To delete traces based on metadata across a workspace (matches any of the metadata key-value pairs):
curl -X POST "https://api.smith.langchain.com/api/v1/runs/delete" \
-H "Authorization: Bearer YOUR_API_KEY" \
-H "Content-Type: application/json" \
-d '{
"metadata": {
"user_id": "user123",
"environment": "staging"
}
}'
This will delete traces that have either user_id: "user123"
or environment: "staging"
in their metadata.
Remember that you can only schedule up to 1000 traces per session per request. For larger deletions, you'll need to make multiple requests.
Example Deletes
You can delete dataset examples self-serve via our API, which supports both soft and hard deletion methods depending on your data retention needs.
Hard deletes will permanently remove inputs, outputs, and metadata from ALL versions of the specified examples across the entire dataset history.
Deleting Examples is a Two-Step Process
For bulk operations, example deletion follows a two-step process:
1. Search for Examples by Metadata
Find all examples with matching metadata across all datasets in a workspace.
as_of
must be explicitly specified as a timestamp. Only examples created before theas_of
date will be returned
curl -X GET "https://api.smith.langchain.com/api/v1/examples?as_of=2024-01-01T00:00:00Z" \
-H "Authorization: Bearer YOUR_API_KEY" \
-H "Content-Type: application/json" \
-d '{
"metadata": {
"user_id": "user123",
"environment": "staging"
}
}'
This will return examples that have either user_id: "user123"
or environment: "staging"
in their metadata across all datasets in your workspace.
2. Hard Delete Examples
Once you have the example IDs, send a delete request. This will zero-out the inputs, outputs, and metadata from all versions of the dataset for that example.

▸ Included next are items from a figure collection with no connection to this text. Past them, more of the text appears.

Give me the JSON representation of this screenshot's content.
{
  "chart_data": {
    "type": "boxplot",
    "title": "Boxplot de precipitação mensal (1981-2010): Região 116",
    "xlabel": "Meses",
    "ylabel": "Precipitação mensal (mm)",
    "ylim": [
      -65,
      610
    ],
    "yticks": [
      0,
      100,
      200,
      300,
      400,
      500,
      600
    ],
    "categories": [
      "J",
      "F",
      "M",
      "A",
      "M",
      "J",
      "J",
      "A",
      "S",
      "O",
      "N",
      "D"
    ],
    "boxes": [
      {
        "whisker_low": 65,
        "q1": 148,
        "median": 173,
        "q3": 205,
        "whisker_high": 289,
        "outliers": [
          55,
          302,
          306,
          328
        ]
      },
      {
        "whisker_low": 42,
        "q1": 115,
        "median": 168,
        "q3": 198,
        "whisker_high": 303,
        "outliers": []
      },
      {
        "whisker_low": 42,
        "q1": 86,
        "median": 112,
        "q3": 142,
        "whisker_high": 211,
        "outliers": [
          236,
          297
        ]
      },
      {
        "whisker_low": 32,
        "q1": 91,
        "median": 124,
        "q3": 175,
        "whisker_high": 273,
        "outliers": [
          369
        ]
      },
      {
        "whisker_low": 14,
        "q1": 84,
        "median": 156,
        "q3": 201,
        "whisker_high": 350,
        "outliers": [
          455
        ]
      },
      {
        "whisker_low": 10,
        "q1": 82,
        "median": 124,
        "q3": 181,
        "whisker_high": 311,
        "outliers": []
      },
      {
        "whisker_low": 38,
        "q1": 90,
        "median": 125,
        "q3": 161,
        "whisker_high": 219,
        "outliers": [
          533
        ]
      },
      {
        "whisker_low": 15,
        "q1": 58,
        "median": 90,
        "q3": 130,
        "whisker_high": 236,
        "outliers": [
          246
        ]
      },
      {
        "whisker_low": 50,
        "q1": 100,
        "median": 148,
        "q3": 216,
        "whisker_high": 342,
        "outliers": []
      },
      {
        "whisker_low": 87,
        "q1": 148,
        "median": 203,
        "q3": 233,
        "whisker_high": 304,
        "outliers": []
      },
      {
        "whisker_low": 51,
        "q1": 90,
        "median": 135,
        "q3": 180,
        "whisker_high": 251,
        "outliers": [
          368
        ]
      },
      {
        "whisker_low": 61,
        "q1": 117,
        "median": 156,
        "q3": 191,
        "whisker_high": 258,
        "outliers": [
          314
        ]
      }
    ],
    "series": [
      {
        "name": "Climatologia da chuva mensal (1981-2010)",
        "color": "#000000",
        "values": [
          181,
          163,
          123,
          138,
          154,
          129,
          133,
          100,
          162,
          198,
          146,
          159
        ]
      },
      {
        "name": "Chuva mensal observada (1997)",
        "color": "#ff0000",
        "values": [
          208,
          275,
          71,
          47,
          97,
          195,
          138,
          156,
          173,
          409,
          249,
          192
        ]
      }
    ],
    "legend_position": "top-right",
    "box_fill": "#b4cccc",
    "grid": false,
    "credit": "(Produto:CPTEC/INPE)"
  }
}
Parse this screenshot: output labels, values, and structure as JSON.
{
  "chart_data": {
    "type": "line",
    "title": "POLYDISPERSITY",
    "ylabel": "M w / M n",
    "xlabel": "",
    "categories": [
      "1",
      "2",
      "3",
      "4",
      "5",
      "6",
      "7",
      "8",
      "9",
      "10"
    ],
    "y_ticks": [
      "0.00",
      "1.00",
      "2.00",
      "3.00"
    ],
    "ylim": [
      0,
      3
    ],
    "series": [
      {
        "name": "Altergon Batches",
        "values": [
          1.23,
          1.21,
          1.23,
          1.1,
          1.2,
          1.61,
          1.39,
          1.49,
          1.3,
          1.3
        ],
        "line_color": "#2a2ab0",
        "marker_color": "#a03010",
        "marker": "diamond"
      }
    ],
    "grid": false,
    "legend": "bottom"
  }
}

- Specify example IDs and add
"hard_delete": true
to the query params of the request
curl -X DELETE "https://api.smith.langchain.com/api/v1/examples?hard_delete=true" \
-H "Authorization: Bearer YOUR_API_KEY" \
-H "Content-Type: application/json" \
-d '{
"example_ids": ["example-id-1", "example-id-2", "example-id-3"]
}'
Deletion Types
Soft Delete (Default)
- Creates tombstoned entries with NULL inputs/outputs in the dataset
- Preserves historical data and maintains dataset versioning
- Only affects the current version of the dataset
Hard Delete
- Permanently removes inputs, outputs, and metadata from ALL dataset versions
- Complete data removal when compliance requires zero-out across all versions
- Add
"hard_delete": true
to the query parameters
For more details, refer to the API spec.